Truck loads Of Snow
If you have ever visited Niseko the first thing you will usually remember is the snow! The amount of snow the area gets is really quite incredible with many years seeing more than 15m of snowfall a season. Last winter was no different with one of the biggest Decembers in decades and consistent snowfall well into March.

Now depending on where you are from, the snow you will see in Niseko may well be the most you'll ever see in your life. In many countries snow in the city can bring life to a stand still with roads and schools closed and driving near impossible. Here in Hokkaido life continues without so much as a blink of an eye, seemingly no matter how much snow falls. So how does the area deal with so much snow?

Hokkaido moves approximately 20 million tons of snow a winter from its roads and the price tag for the Sapporo area alone is in excess of 20.4 billion yen (approximately US$190 million). The machine you see above is a mighty Rotary Jyosetsushya or rotary snow blower, a machine that makes life in the long snowy winter in Hokkaido possible. Of course they don't work alone and are assisted by an army of tire shovels, fleets of dump trucks and plenty of hardy men and women regulating things with glowing sticks.

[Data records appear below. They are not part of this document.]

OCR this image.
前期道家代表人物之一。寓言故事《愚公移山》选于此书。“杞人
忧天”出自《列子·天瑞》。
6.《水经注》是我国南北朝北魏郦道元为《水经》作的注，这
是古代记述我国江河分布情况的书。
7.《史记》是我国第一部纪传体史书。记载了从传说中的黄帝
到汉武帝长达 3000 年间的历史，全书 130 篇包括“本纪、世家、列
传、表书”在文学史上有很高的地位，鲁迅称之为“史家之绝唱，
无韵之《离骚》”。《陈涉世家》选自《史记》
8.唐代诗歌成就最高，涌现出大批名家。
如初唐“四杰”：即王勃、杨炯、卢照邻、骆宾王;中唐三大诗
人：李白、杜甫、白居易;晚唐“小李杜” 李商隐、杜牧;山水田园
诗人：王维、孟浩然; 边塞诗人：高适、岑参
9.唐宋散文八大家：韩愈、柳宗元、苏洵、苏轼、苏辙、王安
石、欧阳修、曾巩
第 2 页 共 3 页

Just a few kilometers down the road from Hirafu lies Kutchan, which according to wikapedia is one of the snowiest towns on earth. During the winter space becomes a premium as every spare inch is slowly but surely taken up by snow. The only relief is the truck loads of it that are removed on a daily basis, freeing up roads, foot paths and driveways.

When the snow is falling public roads are cleared with clock work efficiency but for every grader pass the snow banks encroach a little further onto the roads until many morph into a one way impassable for two cars at a time. Until the Josetsushya and its many support vehicles return to clear the streets and fill the trucks once again.

The endless tonnage of snow is taken to snow dumps on the outskirts of the town where it sits until the spring rains help it on its journey back to whence it came, back into the sea of Japan.